A candid look at a personal site redesign that I abandoned before completion.
Leigh Howells Placeholder Logo

I have never designed a website for myself. I’ve designed hundreds of sites over the last 10 years (not all made it of course!). I’ve  ‘interpreted’ brands, created unique look-and-feels to reflect user personalities, designed logos, invented colour palettes, come up with image guidelines, written style guides etc. etc.  In fact,  I really cannot remember half of what I have worked on.  But none of it was for me.

Designing anything at all for me, to reflect my personality and style has never got very far.  I think the crux of the problem is the feeling that anything I do for myself should perhaps reflect a personal style and inversely that that anything I do for myself  may be viewed as my own personal style.  I think this is my main problem.  I’m not sure I have a personal style any longer.  I’ve created a whole range of sites in vastly varying styles, from children’s learning sites with cartoon characters and bright colours through to fairly minimalist corporate sites with hardly any images or colour at all.  I no longer really have a strong preference when it comes to generalities of styles that I like or don’t like, but instead I like whatever works for the specific needs of the target audience in question.  I like dark sites, I like busy sites, I like minimalist sites, I just like too many damned sites and styles, and without meaning to sound arrogant I could probably design in any style at all.

There is also the fear of judgement.  I’m a designer.  My site has to be original, perfectly executed, beautiful and polished, reflecting and maybe even pushing the boundaries of current design trends.  If I was a landscape gardener I would be expected to have more than a mud patch behind my house.  I will be judged.   ‘They’ won’t tell me they are judging me, may not even know they are judging me.
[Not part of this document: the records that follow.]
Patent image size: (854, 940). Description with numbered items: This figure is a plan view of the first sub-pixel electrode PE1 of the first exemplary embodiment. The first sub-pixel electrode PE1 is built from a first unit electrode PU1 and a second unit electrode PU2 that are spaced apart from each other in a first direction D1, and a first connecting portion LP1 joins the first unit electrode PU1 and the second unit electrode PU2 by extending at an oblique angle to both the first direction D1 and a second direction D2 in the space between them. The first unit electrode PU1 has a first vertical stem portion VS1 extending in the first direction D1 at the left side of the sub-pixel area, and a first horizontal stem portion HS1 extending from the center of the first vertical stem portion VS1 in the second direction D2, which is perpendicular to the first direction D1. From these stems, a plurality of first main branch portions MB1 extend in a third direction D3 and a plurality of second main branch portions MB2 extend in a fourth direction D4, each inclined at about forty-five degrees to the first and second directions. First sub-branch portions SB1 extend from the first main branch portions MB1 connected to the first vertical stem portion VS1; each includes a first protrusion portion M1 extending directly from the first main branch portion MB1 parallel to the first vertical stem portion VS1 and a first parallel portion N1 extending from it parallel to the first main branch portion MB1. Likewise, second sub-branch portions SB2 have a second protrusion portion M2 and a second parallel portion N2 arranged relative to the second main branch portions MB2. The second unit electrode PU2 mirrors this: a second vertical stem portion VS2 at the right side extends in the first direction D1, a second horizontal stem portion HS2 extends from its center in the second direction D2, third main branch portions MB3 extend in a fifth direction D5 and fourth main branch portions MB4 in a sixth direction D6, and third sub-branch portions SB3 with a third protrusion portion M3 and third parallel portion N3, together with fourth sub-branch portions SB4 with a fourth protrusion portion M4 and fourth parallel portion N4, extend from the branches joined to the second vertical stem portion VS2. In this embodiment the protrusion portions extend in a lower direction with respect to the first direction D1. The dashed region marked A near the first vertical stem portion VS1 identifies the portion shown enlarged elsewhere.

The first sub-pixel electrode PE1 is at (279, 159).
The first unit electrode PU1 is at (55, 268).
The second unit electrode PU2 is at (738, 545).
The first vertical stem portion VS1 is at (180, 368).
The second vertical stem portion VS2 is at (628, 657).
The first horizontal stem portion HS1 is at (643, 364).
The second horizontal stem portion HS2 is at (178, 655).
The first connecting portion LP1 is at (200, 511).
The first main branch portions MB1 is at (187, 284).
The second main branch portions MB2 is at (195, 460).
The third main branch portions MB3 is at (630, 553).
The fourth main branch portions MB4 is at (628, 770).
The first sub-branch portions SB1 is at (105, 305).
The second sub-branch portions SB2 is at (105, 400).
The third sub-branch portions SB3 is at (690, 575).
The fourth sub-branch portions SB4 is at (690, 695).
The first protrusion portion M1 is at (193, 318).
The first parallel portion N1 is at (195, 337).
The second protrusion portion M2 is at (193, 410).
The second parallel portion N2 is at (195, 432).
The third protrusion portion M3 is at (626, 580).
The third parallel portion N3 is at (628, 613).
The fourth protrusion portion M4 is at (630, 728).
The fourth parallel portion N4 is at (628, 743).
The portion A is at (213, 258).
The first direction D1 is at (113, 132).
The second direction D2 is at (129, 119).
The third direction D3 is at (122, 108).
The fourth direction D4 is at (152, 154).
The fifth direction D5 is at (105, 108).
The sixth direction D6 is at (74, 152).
But I will be judged none-the-less.

I have probably started about 20 or more personal portfolio sites.  Sometimes they die within an hour.  Sometimes they may make it to a whole week of excitement.  But then it happens.  I suddenly hate it.  It’s not cool enough, not original enough, it doesn’t reflect me.  It simply isn’t good enough.  Then the Photoshop file is pushed into a folder called ‘Leigh’ and there is stays.

It happened again last weekend.  A rush of excitement at the concept, frantic piecing together of elements, a flourish of colour and ideas.  This time it will be great, this time it will be really original a thing to be proud of.   Looking at it now it just looks a bit silly:

And so I’ve decided to ‘go with’ the posterous.com look.  A basic, simplistic ‘non designed’ site.  This will avoid the issue entirely allowing me to concentrate on actually adding some content !

Maybe for a designer who wants to have a space to simply house his portfolio/archive, whilst writing the occasional blog post and wanting to avoid becoming out-of-date or old-fashioned, this is no bad thing.